By Monday morning, we were at the hospital ER. A blood test was ordered and, until the results were out, there was nothing we could do. Alex did not want to wait at the ER so we asked if we could just come back for the results of the blood test. Yes, we were told, but if we were going out for lunch, Alex wasn’t to eat anything “colored” (food with soy sauce, for instance, and the like). And I was so sure that, depending on the results of the blood test, she might be asked for urine and stool samples.
At the restaurant with all “colored” dishes out of bounds, Alex ate her food sans dipping sauces (mine had) and spent half the time with her head on my lap. Then, with the test results not due for another hour or two, we drove home. I made coffee for Speedy and myself; Alex fell asleep almost immediately on the makeshift bed I made for her in my study (so I can constantly keep an eye on her even during the hours that I’m working).
Two hours later, Speedy went back to the hospital for the test results. An hour after he had gone, I tried to phone him but he wasn’t picking up. Alex was sleeping soundly but my nerves had gone haywire. Malaria, dengue and flu share common symptoms, Alex could have any one of the three, and malaria is the deadliest of them. I was torn between expecting the worst (malaria!) and hoping for the best (Alex didn’t have high fever and wasn’t vomiting so it couldn’t be malaria and she just needs rest).

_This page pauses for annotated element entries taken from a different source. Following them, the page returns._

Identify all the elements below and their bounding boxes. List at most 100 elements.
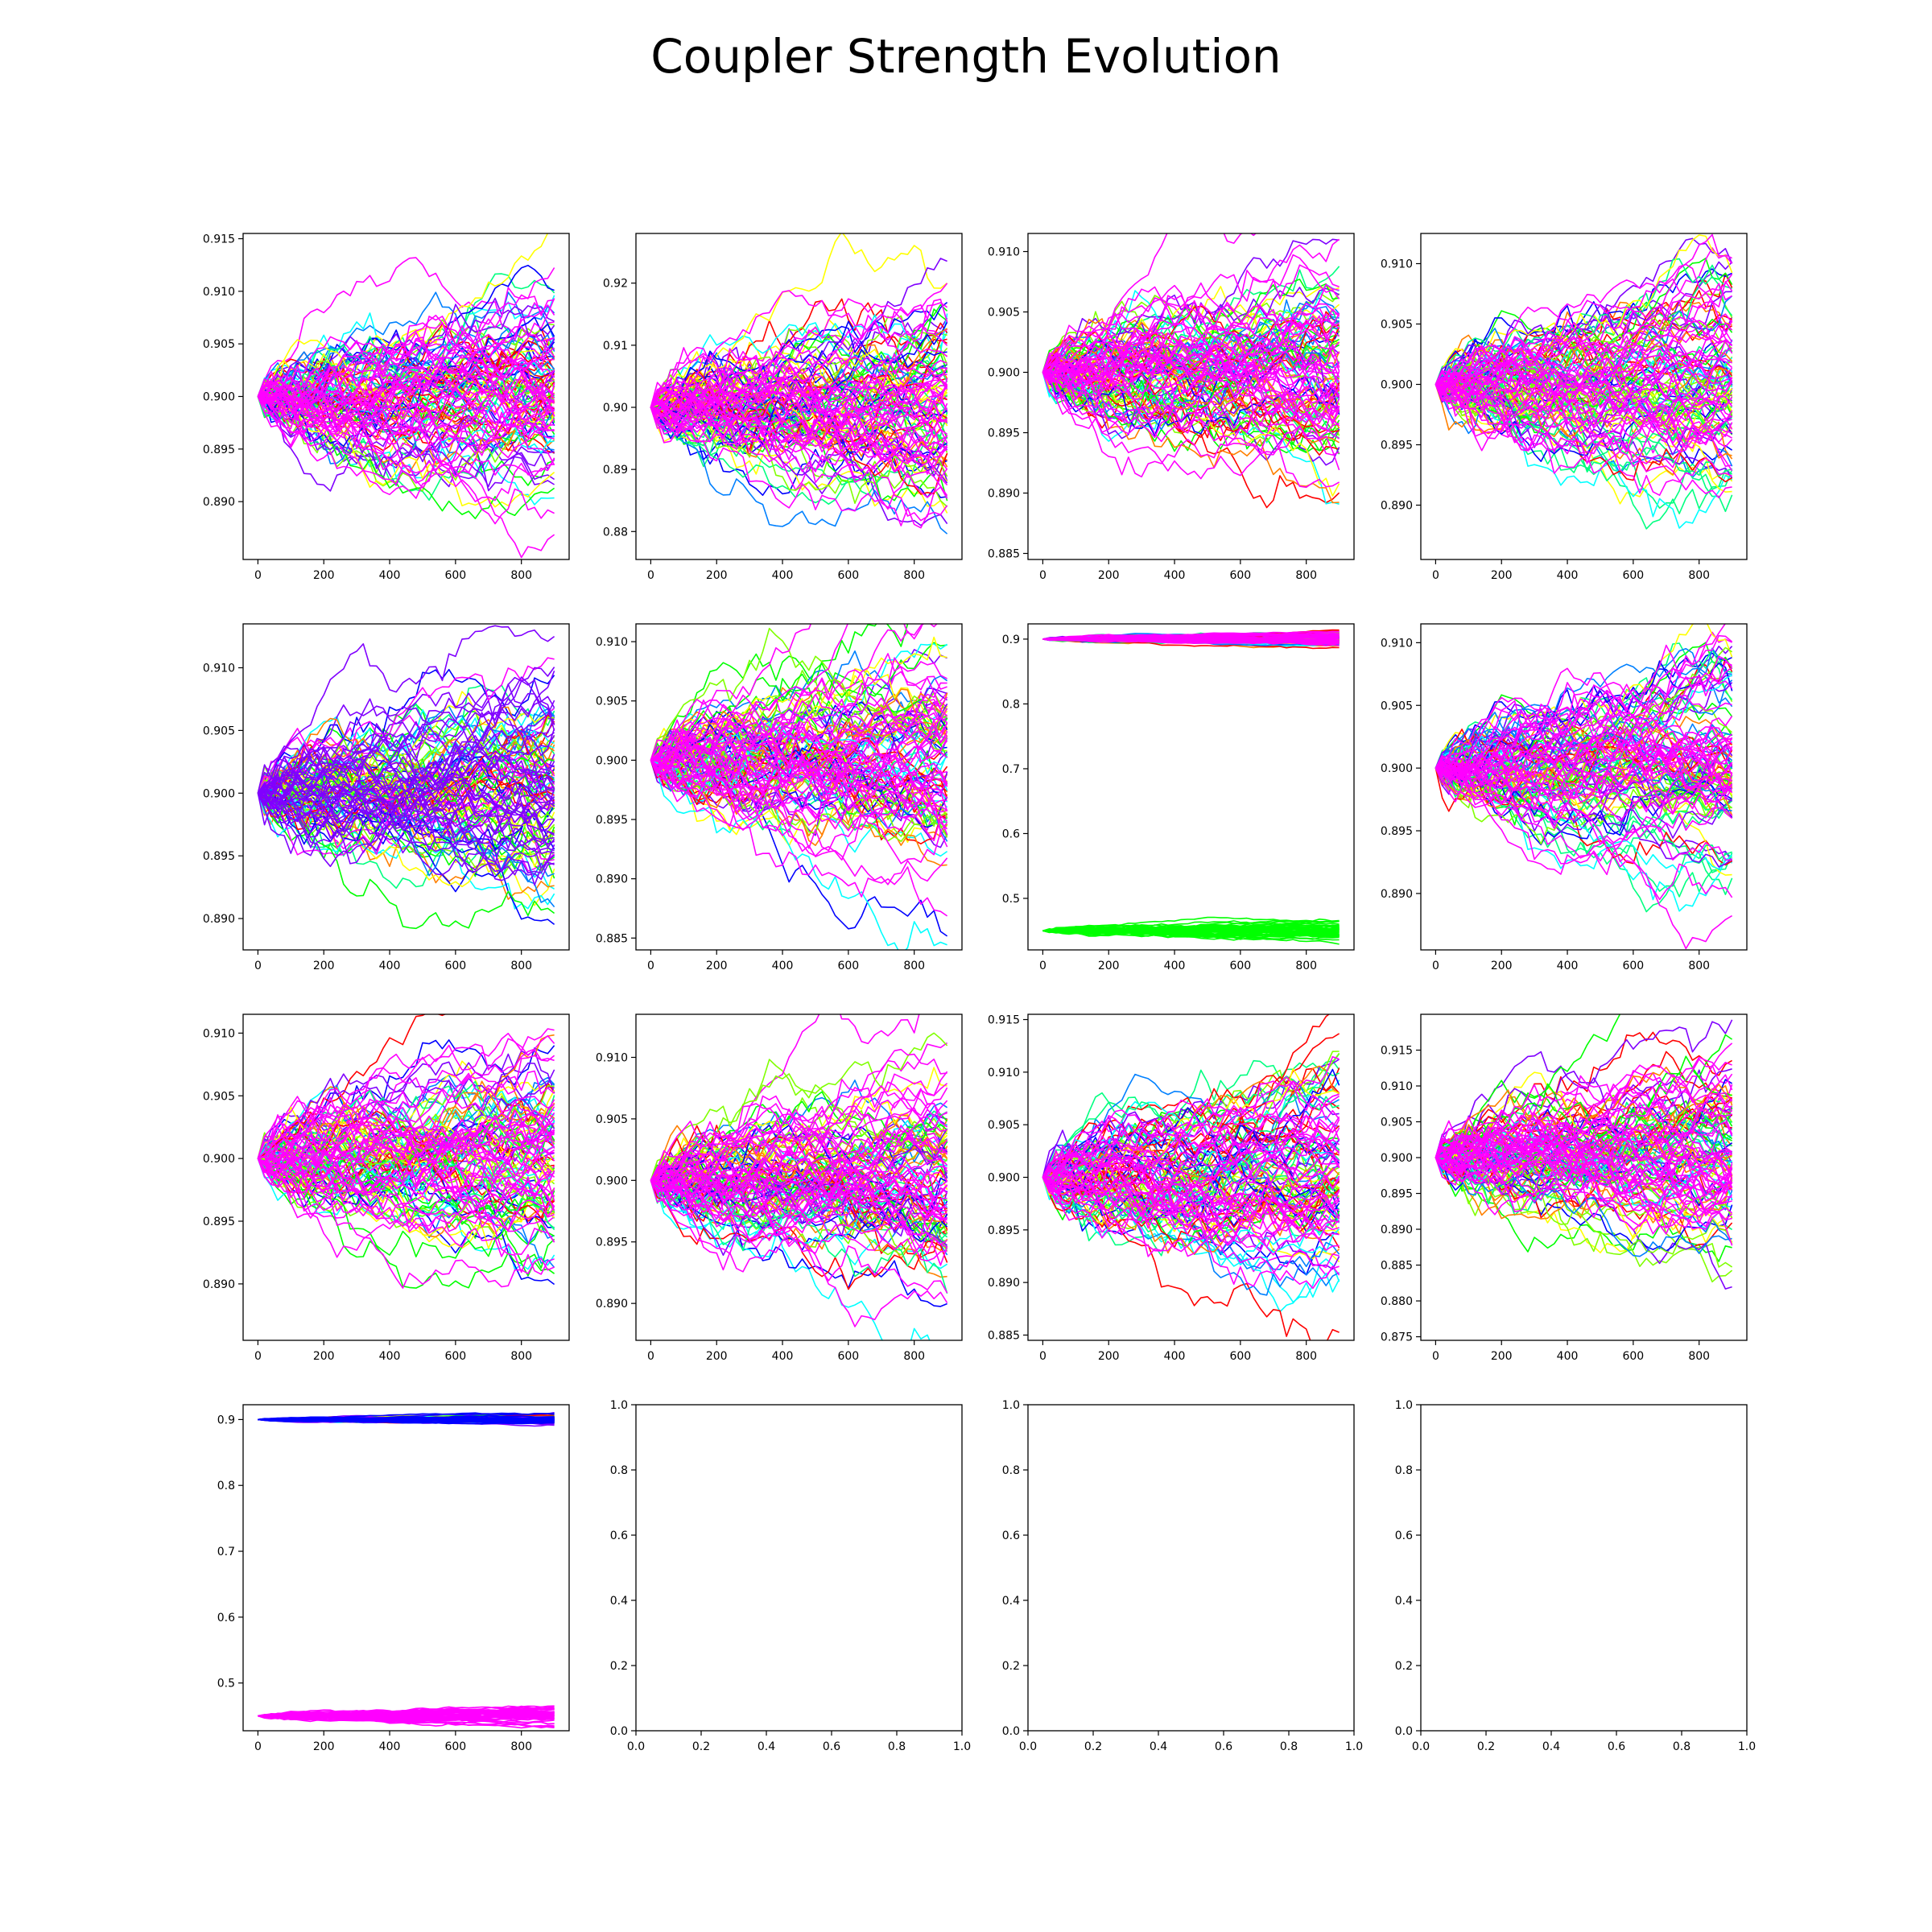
x-tick-label: 200 xyxy=(706,1350,728,1363)
series-line xyxy=(258,758,555,845)
y-tick-label: 0.890 xyxy=(1381,888,1413,901)
series-line xyxy=(1042,372,1340,442)
x-tick-label: 0 xyxy=(1432,960,1439,972)
series-line xyxy=(257,337,555,436)
y-tick-label: 0.4 xyxy=(1395,1595,1413,1608)
series-line xyxy=(257,676,555,799)
series-line xyxy=(1042,372,1340,434)
x-tick-label: 600 xyxy=(1622,960,1644,972)
y-tick-label: 0.90 xyxy=(603,402,628,415)
series-line xyxy=(258,267,555,428)
y-tick-label: 0.2 xyxy=(1002,1660,1020,1673)
series-line xyxy=(258,336,555,412)
series-line xyxy=(257,759,555,807)
series-line xyxy=(650,1155,948,1203)
subplot-10: 0 200 400 600 800 0.890 0.895 0.900 0.905 0.910 xyxy=(596,1013,963,1363)
series-line xyxy=(1435,1114,1733,1202)
y-tick-label: 0.910 xyxy=(988,246,1020,259)
series-line xyxy=(650,663,948,761)
series-line xyxy=(650,1095,948,1181)
y-tick-label: 0.905 xyxy=(988,307,1020,320)
series-line xyxy=(650,399,948,468)
series-line xyxy=(257,1055,555,1173)
series-line xyxy=(1435,324,1733,416)
series-line xyxy=(650,734,948,794)
series-line xyxy=(650,283,948,408)
series-line xyxy=(257,725,555,811)
series-line xyxy=(650,1170,948,1220)
series-line xyxy=(258,1108,555,1163)
series-line xyxy=(650,1113,948,1195)
y-tick-label: 0.880 xyxy=(1381,1295,1413,1308)
series-line xyxy=(650,385,948,455)
x-tick-label: 0 xyxy=(1039,1350,1046,1363)
y-tick-label: 0.890 xyxy=(203,1278,235,1291)
y-tick-label: 0.8 xyxy=(1002,1464,1020,1477)
x-tick-label: 400 xyxy=(379,1350,401,1363)
x-tick-label: 600 xyxy=(1622,1350,1644,1363)
series-line xyxy=(1042,332,1340,431)
series-lines xyxy=(1042,629,1340,945)
series-line xyxy=(1435,1137,1733,1220)
subplot-8: 0 200 400 600 800 0.890 0.895 0.900 0.905 0.910 xyxy=(1381,623,1748,972)
series-line xyxy=(650,1179,931,1340)
y-tick-label: 0.6 xyxy=(1395,1530,1413,1542)
series-line xyxy=(650,378,947,435)
y-tick-label: 1.0 xyxy=(1002,1399,1020,1412)
series-line xyxy=(1042,1124,1340,1233)
series-line xyxy=(1042,920,1340,932)
series-line xyxy=(1042,334,1340,423)
x-tick-label: 600 xyxy=(444,960,466,972)
series-line xyxy=(1435,1084,1733,1158)
y-tick-label: 0.915 xyxy=(203,233,235,246)
series-line xyxy=(650,737,947,809)
series-line xyxy=(257,728,555,803)
series-line xyxy=(257,233,549,397)
series-line xyxy=(258,1705,555,1719)
series-line xyxy=(257,1090,555,1192)
series-line xyxy=(257,1158,555,1258)
series-line xyxy=(1042,238,1340,381)
y-tick-label: 0.900 xyxy=(203,391,235,404)
series-line xyxy=(258,753,555,821)
x-tick-label: 400 xyxy=(1164,960,1186,972)
series-line xyxy=(1042,1164,1340,1220)
series-line xyxy=(650,382,948,460)
series-line xyxy=(650,407,948,496)
y-tick-label: 0.895 xyxy=(988,1224,1020,1237)
series-line xyxy=(650,1175,948,1294)
series-line xyxy=(1042,321,1340,381)
series-line xyxy=(258,785,555,886)
series-line xyxy=(1435,359,1733,472)
y-tick-label: 0.905 xyxy=(203,1090,235,1103)
x-tick-label: 600 xyxy=(444,1350,466,1363)
series-line xyxy=(257,350,555,407)
x-tick-label: 0 xyxy=(1039,569,1046,582)
y-tick-label: 0.7 xyxy=(1002,763,1020,776)
series-line xyxy=(257,316,555,409)
series-line xyxy=(650,669,948,778)
series-line xyxy=(650,624,812,770)
x-tick-label: 200 xyxy=(313,1350,335,1363)
series-line xyxy=(257,396,555,502)
y-tick-label: 0.910 xyxy=(1381,258,1413,271)
series-line xyxy=(257,1113,555,1189)
series-line xyxy=(650,258,947,418)
series-line xyxy=(1042,1176,1340,1257)
series-line xyxy=(257,657,555,794)
subplot-4: 0 200 400 600 800 0.890 0.895 0.900 0.905 0.910 xyxy=(1381,233,1748,582)
x-tick-label: 200 xyxy=(313,569,335,582)
series-line xyxy=(650,730,948,832)
axes-frame xyxy=(1420,623,1748,951)
series-line xyxy=(650,1158,948,1213)
x-tick-label: 0 xyxy=(1039,960,1046,972)
x-tick-label: 0.2 xyxy=(692,1740,710,1753)
series-lines xyxy=(1435,624,1733,950)
series-lines xyxy=(1042,233,1340,509)
series-line xyxy=(1435,349,1733,393)
y-tick-label: 0.900 xyxy=(203,1153,235,1166)
y-tick-label: 0.4 xyxy=(1002,1595,1020,1608)
series-line xyxy=(1435,726,1733,789)
series-line xyxy=(258,792,555,930)
series-line xyxy=(650,349,948,408)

When Speedy got home, I was at the front door before he could get out of the pick-up. I asked what happened and he said get ready. I panicked. Get ready for what? Was Alex going to be confined, I asked. Then, Speedy smiled and said get ready to go to whichever restaurant we wanted because Alex needed food — walang bawal — and water. If I didn’t feel so relieved with his news, I would have smacked him for his little joke. Then, he relayed what the doctor said. Alex has to eat and she has to drink lots of fluid because she’s severely dehydrated. She has traces of dengue, appears to be recovering already but there is also a viral infection. Speedy had already bought the medicines prescribed by the doctor on his way home, and he told me which has to be taken when and how often. Okay, okay… so long as it wasn’t malaria. It felt good to have our worst fear eliminated.
What is malaria and why is it so scary? Like dengue and the West Nile virus, malaria is a mosquito-borne illness.
In a non-immune individual, symptoms appear seven days or more (usually 10–15 days) after the infective mosquito bite. The first symptoms – fever, headache, chills and vomiting – may be mild and difficult to recognize as malaria. If not treated within 24 hours, P. falciparum malaria can progress to severe illness often leading to death. [WHO]
There is no vaccine against malaria.
With malaria out of the equation, we’re concentrating on getting Alex fed and rehydrated. I asked her what she’d like for lunch tomorrow and she chose fried tilapia and lato. Until she’s completely well, she can dictate the daily menu.